The new work will begin immediately and take the Australian Army’s fleet of optionally crewed M113s to 20. The new project follows the conversion and trial of two optionally crewed M113 Armoured Personnel Carriers last year and another two earlier this year.
The completed vehicles have been used to showcase BAE Systems’ world leading autonomous technologies, which could have a potentially revolutionary impact on Australian Defence Force operations.
Autonomous technology will assist soldiers to respond in an accelerating warfare environment. It will increase their speed of initiative to outpace, out-manoeuvre and out-think conventional and unconventional threats.
As part of the knowledge transfer, the next three vehicles will be converted at BAE Systems’ Edinburgh Parks facility in South Australia, while the remaining M113s will be converted at the Army Joint Logistics facility at Bandiana, Victoria.
The fleet of vehicles will be used by the Army to conduct experiments to better understand the opportunities to employ autonomy on the battlefield and implement its recently released Robotics and Autonomous Systems Strategy.

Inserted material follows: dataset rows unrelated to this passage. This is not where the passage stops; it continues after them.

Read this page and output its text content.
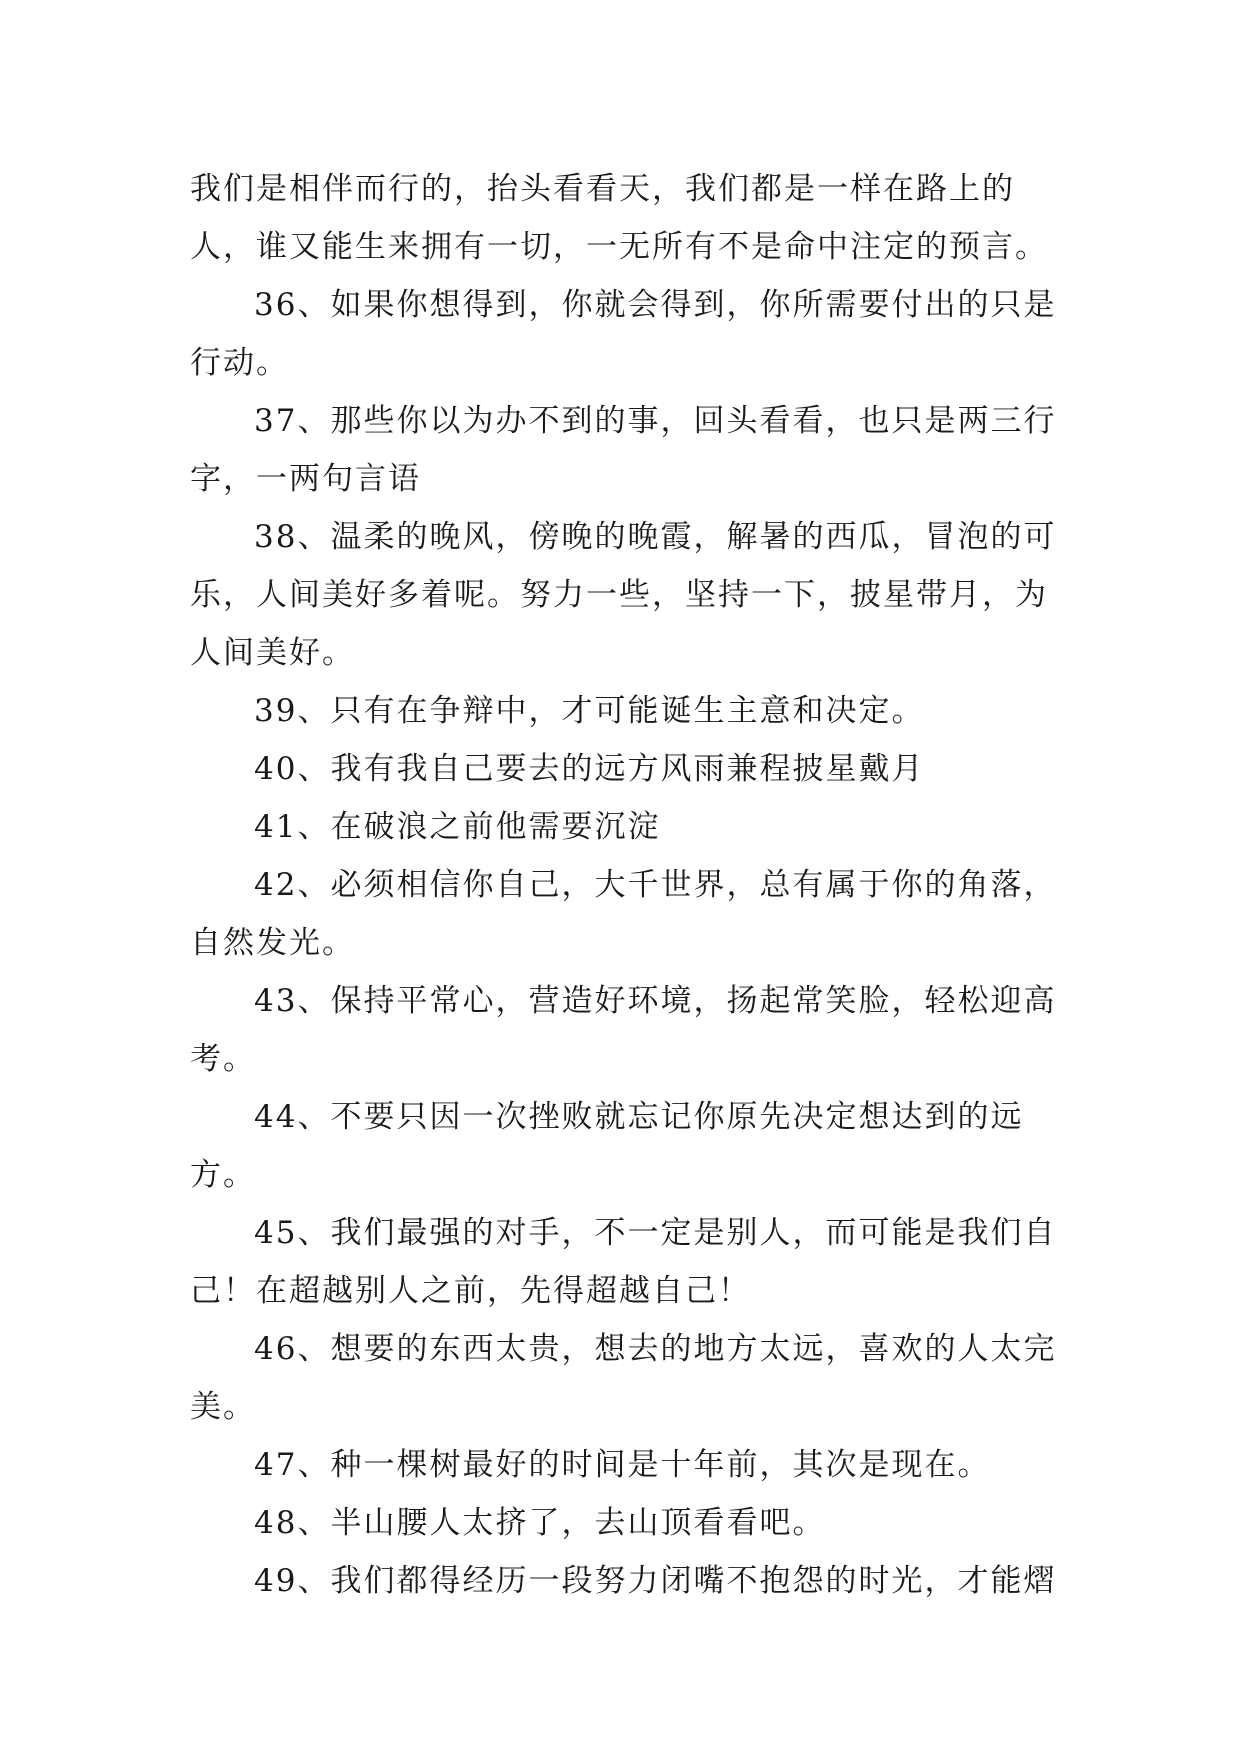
我们是相伴而行的，抬头看看天，我们都是一样在路上的人，谁又能生来拥有一切，一无所有不是命中注定的预言。

36、如果你想得到，你就会得到，你所需要付出的只是行动。

37、那些你以为办不到的事，回头看看，也只是两三行字，一两句言语

38、温柔的晚风，傍晚的晚霞，解暑的西瓜，冒泡的可乐，人间美好多着呢。努力一些，坚持一下，披星带月，为人间美好。

39、只有在争辩中，才可能诞生主意和决定。

40、我有我自己要去的远方风雨兼程披星戴月

41、在破浪之前他需要沉淀

42、必须相信你自己，大千世界，总有属于你的角落，自然发光。

43、保持平常心，营造好环境，扬起常笑脸，轻松迎高考。

44、不要只因一次挫败就忘记你原先决定想达到的远方。

45、我们最强的对手，不一定是别人，而可能是我们自己！在超越别人之前，先得超越自己！

46、想要的东西太贵，想去的地方太远，喜欢的人太完美。

47、种一棵树最好的时间是十年前，其次是现在。

48、半山腰人太挤了，去山顶看看吧。

49、我们都得经历一段努力闭嘴不抱怨的时光，才能熠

BAE Systems Australia Chief Technology Officer Brad Yelland said:
“This project highlights our continued commitment to leading the development of new technologies.
“We are also collaborating on other landmark projects to advance autonomous capabilities such as Australia’s Loyal Wingman program, led by Boeing Australia for the Royal Australian Air Force.
“We are proud to partner on a world leading program that uses home-grown engineering expertise offering enormous potential for future export markets.